Le droit à l’image des enfants
Le droit à l’image, qui découle du droit au respect de la vie privée, prévu à l’article 9 du Code civil, signifie que chacun a le droit de posséder ses propres images. En d’autres termes, toute personne a le droit de s’opposer à la production, la publication et/ou l’utilisation de son image sans son consentement. Ainsi, diffuser, capter ou transmettre à la sphère publique l’intimité de la vie privée de quelqu’un sans son consentement est passible d’un an de prison et d’une amende pouvant aller jusqu’à
45 000 euros, comme prévu dans l’article 226-1 du Code pénal.
Cependant, au regard de la loi, rien n’oblige les parents de demander l’autorisation de leur enfant avant de prendre et/ou publier son image sur les réseaux sociaux.
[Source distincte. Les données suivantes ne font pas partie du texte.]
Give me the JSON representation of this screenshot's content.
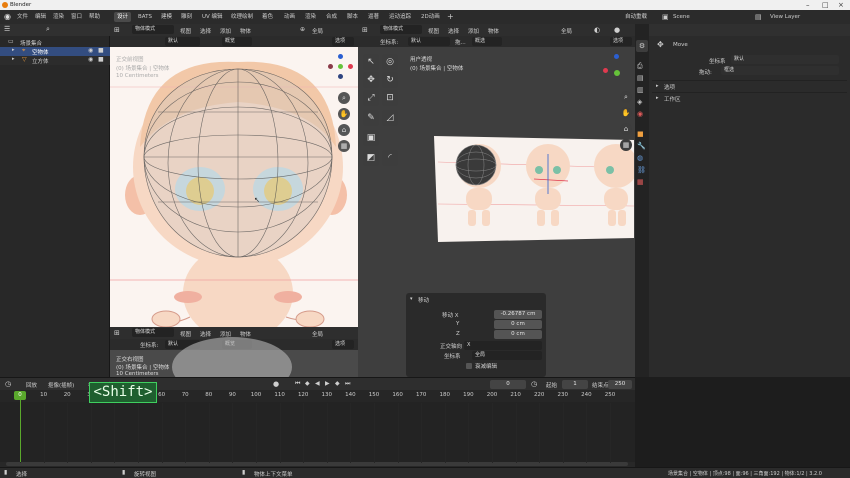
{
  "app": {
    "title": "Blender"
  },
  "menu": {
    "file": "文件",
    "edit": "编辑",
    "render": "渲染",
    "window": "窗口",
    "help": "帮助"
  },
  "workspaces": [
    "设计",
    "BATS",
    "建模",
    "雕刻",
    "UV 编辑",
    "纹理绘制",
    "着色",
    "动画",
    "渲染",
    "合成",
    "脚本",
    "逼著",
    "运动追踪",
    "2D动画"
  ],
  "topright": {
    "autosave": "自动重载",
    "scene": "Scene",
    "view_layer": "View Layer"
  },
  "outliner": {
    "collection": "场景集合",
    "empty": "空物体",
    "cube": "立方体"
  },
  "left_view": {
    "mode": "物体模式",
    "menus": [
      "视图",
      "选择",
      "添加",
      "物体"
    ],
    "default": "默认",
    "global": "全局",
    "snap": "概览",
    "options": "选项",
    "info1": "正交前视图",
    "info2": "(0) 场景集合 | 空物体",
    "info3": "10 Centimeters"
  },
  "bottom_view": {
    "mode": "物体模式",
    "menus": [
      "视图",
      "选择",
      "添加",
      "物体"
    ],
    "coord": "坐标系:",
    "default": "默认",
    "snap": "概览",
    "options": "选项",
    "global": "全局",
    "info1": "正交右视图",
    "info2": "(0) 场景集合 | 空物体",
    "info3": "10 Centimeters"
  },
  "right_view": {
    "mode": "物体模式",
    "menus": [
      "视图",
      "选择",
      "添加",
      "物体"
    ],
    "coord": "坐标系:",
    "default": "默认",
    "drag": "拖...",
    "snap": "概选",
    "global": "全局",
    "options": "选项",
    "info1": "用户透视",
    "info2": "(0) 场景集合 | 空物体"
  },
  "operator": {
    "title": "移动",
    "move_x": "移动 X",
    "x_val": "-0.26787 cm",
    "y_label": "Y",
    "y_val": "0 cm",
    "z_label": "Z",
    "z_val": "0 cm",
    "ortho_label": "正交轴向",
    "ortho_val": "X",
    "coord_label": "坐标系",
    "coord_val": "全局",
    "prop_edit": "衰减编辑"
  },
  "props": {
    "tool": "Move",
    "coord_label": "坐标系",
    "coord_val": "默认",
    "drag_label": "拖动:",
    "drag_val": "框选",
    "options": "选项",
    "workspace": "工作区"
  },
  "timeline": {
    "playback": "回放",
    "keying": "抠像(插帧)",
    "view": "视图",
    "marker": "标记",
    "frame": "0",
    "start_label": "起始",
    "start": "1",
    "end_label": "结束点",
    "end": "250",
    "ticks": [
      "0",
      "10",
      "20",
      "30",
      "40",
      "50",
      "60",
      "70",
      "80",
      "90",
      "100",
      "110",
      "120",
      "130",
      "140",
      "150",
      "160",
      "170",
      "180",
      "190",
      "200",
      "210",
      "220",
      "230",
      "240",
      "250"
    ],
    "shift_overlay": "<Shift>"
  },
  "status": {
    "select": "选择",
    "rotate_view": "旋转视图",
    "context_menu": "物体上下文菜单",
    "stats": "场景集合 | 空物体 | 顶点:98 | 面:96 | 三角面:192 | 物体:1/2 | 3.2.0"
  },
  "colors": {
    "accent": "#4772b3",
    "active_frame": "#5aa82c",
    "header": "#303030"
  }
}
En effet, les parents détiennent l’autorité parentale, et à ce titre, l’autorisation pour le droit à l’image de leur enfant. Mais l’intérêt de l’enfant doit primer dans toute prise de décision. De plus, quand l’autorité parentale est conjointe, il faut l’autorisation des deux parents, car la jurisprudence considère que la publication de l’image d’un enfant est considérée comme un acte non usuel. « Ainsi, en 2016, la Cour d’appel d’Aix-en-Provence a, pour la première fois dans la jurisprudence, condamné une mère à fermer le compte Facebook de sa fille de 8 ans à la demande du père lors de leur divorce. Le nombre de personnes abonné à ce compte avait été considéré comme un obstacle au développement et à la socialisation de la fille. ». Jurisprudence confirmée par la Cour d’appel de Paris, le 9 février 2017 qui a « interdit à chacun des parents de diffuser les photographies des enfants sur tous supports sans l’accord de l’autre parent ».
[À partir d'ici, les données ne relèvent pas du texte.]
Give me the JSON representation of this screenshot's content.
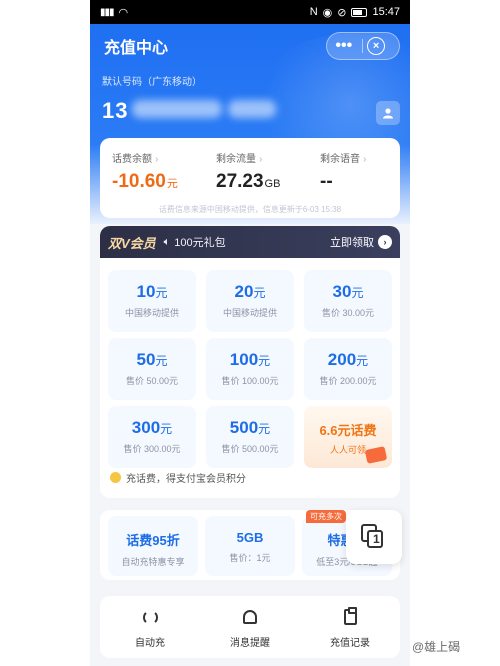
{
  "status_bar": {
    "left_icons": "signal wifi",
    "right_icons": "nfc eye mute",
    "battery_icon": "battery-icon",
    "time": "15:47"
  },
  "header": {
    "title": "充值中心",
    "more": "•••",
    "close": "×"
  },
  "account": {
    "label": "默认号码（广东移动）",
    "number_visible": "13"
  },
  "balance": {
    "items": [
      {
        "label": "话费余额",
        "value": "-10.60",
        "unit": "元"
      },
      {
        "label": "剩余流量",
        "value": "27.23",
        "unit": "GB"
      },
      {
        "label": "剩余语音",
        "value": "--",
        "unit": ""
      }
    ],
    "note": "话费信息来源中国移动提供，信息更新于6-03 15:38"
  },
  "member": {
    "logo": "双V会员",
    "gift": "100元礼包",
    "claim": "立即领取"
  },
  "recharge": {
    "tiles": [
      {
        "amount": "10",
        "unit": "元",
        "sub": "中国移动提供"
      },
      {
        "amount": "20",
        "unit": "元",
        "sub": "中国移动提供"
      },
      {
        "amount": "30",
        "unit": "元",
        "sub": "售价 30.00元"
      },
      {
        "amount": "50",
        "unit": "元",
        "sub": "售价 50.00元"
      },
      {
        "amount": "100",
        "unit": "元",
        "sub": "售价 100.00元"
      },
      {
        "amount": "200",
        "unit": "元",
        "sub": "售价 200.00元"
      },
      {
        "amount": "300",
        "unit": "元",
        "sub": "售价 300.00元"
      },
      {
        "amount": "500",
        "unit": "元",
        "sub": "售价 500.00元"
      }
    ],
    "promo": {
      "title": "6.6元话费",
      "sub": "人人可领"
    },
    "points_text": "充话费，得支付宝会员积分"
  },
  "benefits": [
    {
      "title": "话费95折",
      "sub": "自动充特惠专享",
      "tag": ""
    },
    {
      "title": "5GB",
      "sub": "售价：1元",
      "tag": ""
    },
    {
      "title": "特惠充",
      "sub": "低至3元/5GB起",
      "tag": "可充多次"
    }
  ],
  "float_badge": "1",
  "actions": [
    {
      "label": "自动充",
      "icon": "refresh-icon"
    },
    {
      "label": "消息提醒",
      "icon": "bell-icon"
    },
    {
      "label": "充值记录",
      "icon": "clipboard-icon"
    }
  ],
  "watermark": "@雄上碣",
  "colors": {
    "primary_blue": "#1f6ff2",
    "accent_orange": "#f06a16",
    "member_dark": "#2c2f45"
  }
}
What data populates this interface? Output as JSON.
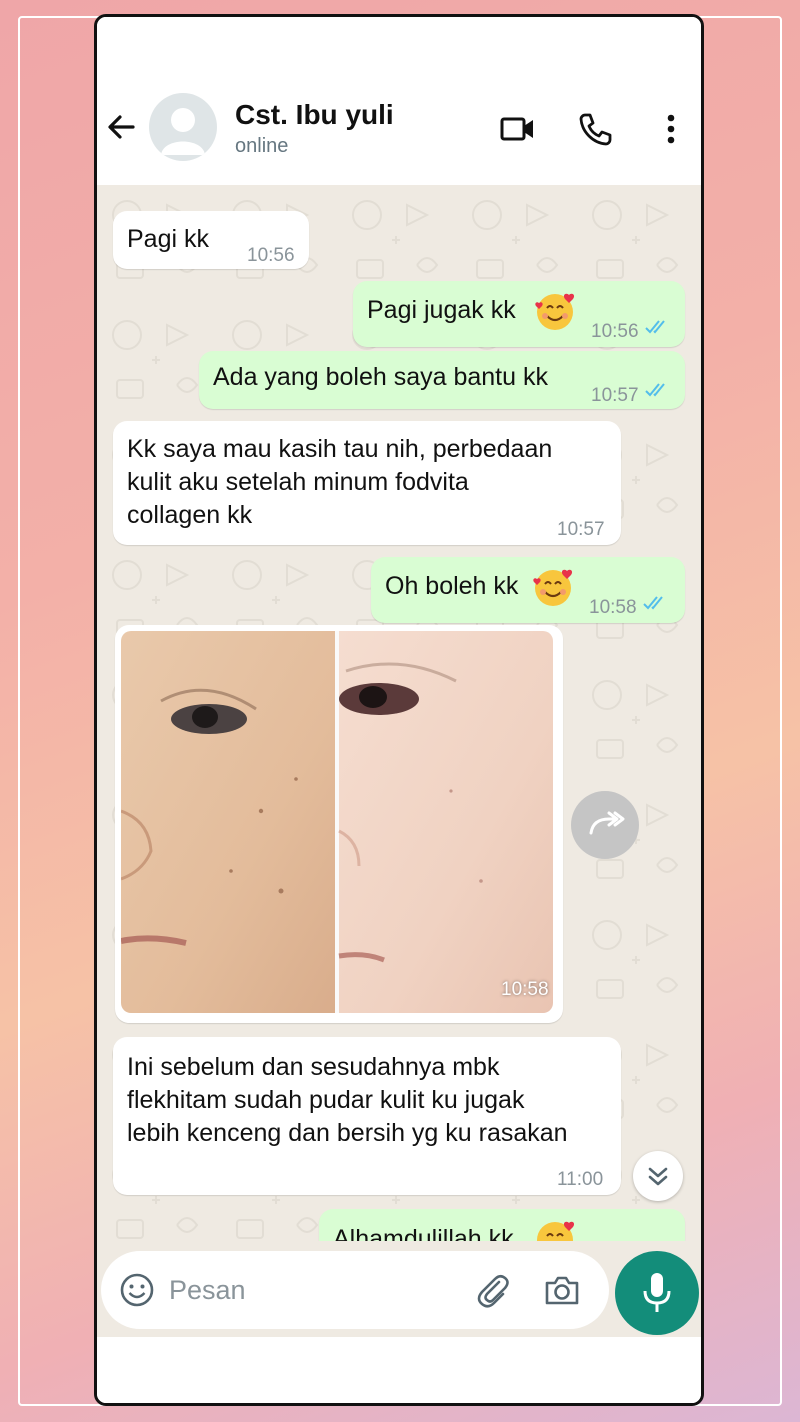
{
  "header": {
    "contact_name": "Cst. Ibu yuli",
    "status": "online"
  },
  "messages": [
    {
      "dir": "in",
      "text": "Pagi kk",
      "time": "10:56"
    },
    {
      "dir": "out",
      "text": "Pagi jugak kk",
      "time": "10:56",
      "emoji": "smiling-face-with-hearts"
    },
    {
      "dir": "out",
      "text": "Ada yang boleh saya bantu kk",
      "time": "10:57"
    },
    {
      "dir": "in",
      "lines": [
        "Kk saya mau kasih tau nih, perbedaan",
        "kulit aku setelah minum fodvita",
        "collagen kk"
      ],
      "time": "10:57"
    },
    {
      "dir": "out",
      "text": "Oh boleh kk",
      "time": "10:58",
      "emoji": "smiling-face-with-hearts"
    },
    {
      "dir": "in",
      "type": "photo",
      "time": "10:58"
    },
    {
      "dir": "in",
      "lines": [
        "Ini sebelum dan sesudahnya mbk",
        "flekhitam sudah pudar kulit ku jugak",
        "lebih kenceng dan bersih yg ku rasakan"
      ],
      "time": "11:00"
    },
    {
      "dir": "out",
      "text": "Alhamdulillah kk",
      "emoji": "smiling-face-with-hearts"
    }
  ],
  "input": {
    "placeholder": "Pesan"
  },
  "colors": {
    "outgoing_bubble": "#d9fdd3",
    "incoming_bubble": "#ffffff",
    "chat_background": "#efeae2",
    "read_ticks": "#53bdeb",
    "mic_button": "#138d7a"
  }
}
Néanmoins, rien n’empêche un enfant, à partir du moment où il est en âge de formuler son avis, de demander le retrait des images. Depuis le 13 mai 2014, un arrêt de la Cour de Justice de l’Union européenne stipule que toute personne peut faire valoir son droit à l’oubli en ligne. Et ce droit à l’oubli est renforcé pour les mineurs à travers la mise en place du Règlement Général sur la Protection des Données (RGPD). Désormais, la Loi2 prévoit un droit à l’oubli spécifique et une procédure accélérée pour l’exercice de ce droit. Malheureusement il est parfois difficile de supprimer toute trace d’une photo qui a circulé sur la toile.
L’enfant peut aussi porter plainte contre ses parents pour non-respect de son droit à l’image. Un mineur accompagné par un majeur (parents, avocats…) peut en effet aller en justice pour le préjudice reçu après des photos publiées en ligne. Ce cas n’est pas encore arrivé en France, mais s’est déjà produit dans d’autres pays comme l’Italie ou l’Autriche.
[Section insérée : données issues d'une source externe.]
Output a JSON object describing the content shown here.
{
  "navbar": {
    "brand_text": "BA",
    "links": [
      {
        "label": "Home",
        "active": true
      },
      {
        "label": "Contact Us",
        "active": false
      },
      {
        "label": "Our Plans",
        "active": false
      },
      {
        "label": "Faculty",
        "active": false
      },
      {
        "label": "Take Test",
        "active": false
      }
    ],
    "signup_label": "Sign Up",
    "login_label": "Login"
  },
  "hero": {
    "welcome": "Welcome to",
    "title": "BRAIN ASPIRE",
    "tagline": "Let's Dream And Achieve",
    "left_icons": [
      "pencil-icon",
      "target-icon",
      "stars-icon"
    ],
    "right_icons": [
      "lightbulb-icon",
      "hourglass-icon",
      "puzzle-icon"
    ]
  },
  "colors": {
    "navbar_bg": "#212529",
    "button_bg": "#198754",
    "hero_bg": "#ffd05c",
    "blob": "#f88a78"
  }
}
À noter aussi que lorsque l’image d’un enfant de moins de 16 ans est utilisée à des fins commerciales (enfants influenceurs), elle est encadrée par la loi du 19 octobre 2020. Ainsi, ils jouissent des mêmes règles protectrices dans le Code du travail que les enfants qui exercent une activité dans le monde du spectacle. Les parents doivent donc demander une autorisation auprès de l’inspection du travail.
Au-delà du droit à l’image, quelles sont les autres conséquences ?
La publication en ligne de photos et vidéos d’enfants soulève plusieurs autres questions : l’empreinte numérique de l’enfant, la protection de sa vie privée en ligne, son exposition à de possibles prédateurs et les conséquences que cela peut engendrer quand l’enfant grandit.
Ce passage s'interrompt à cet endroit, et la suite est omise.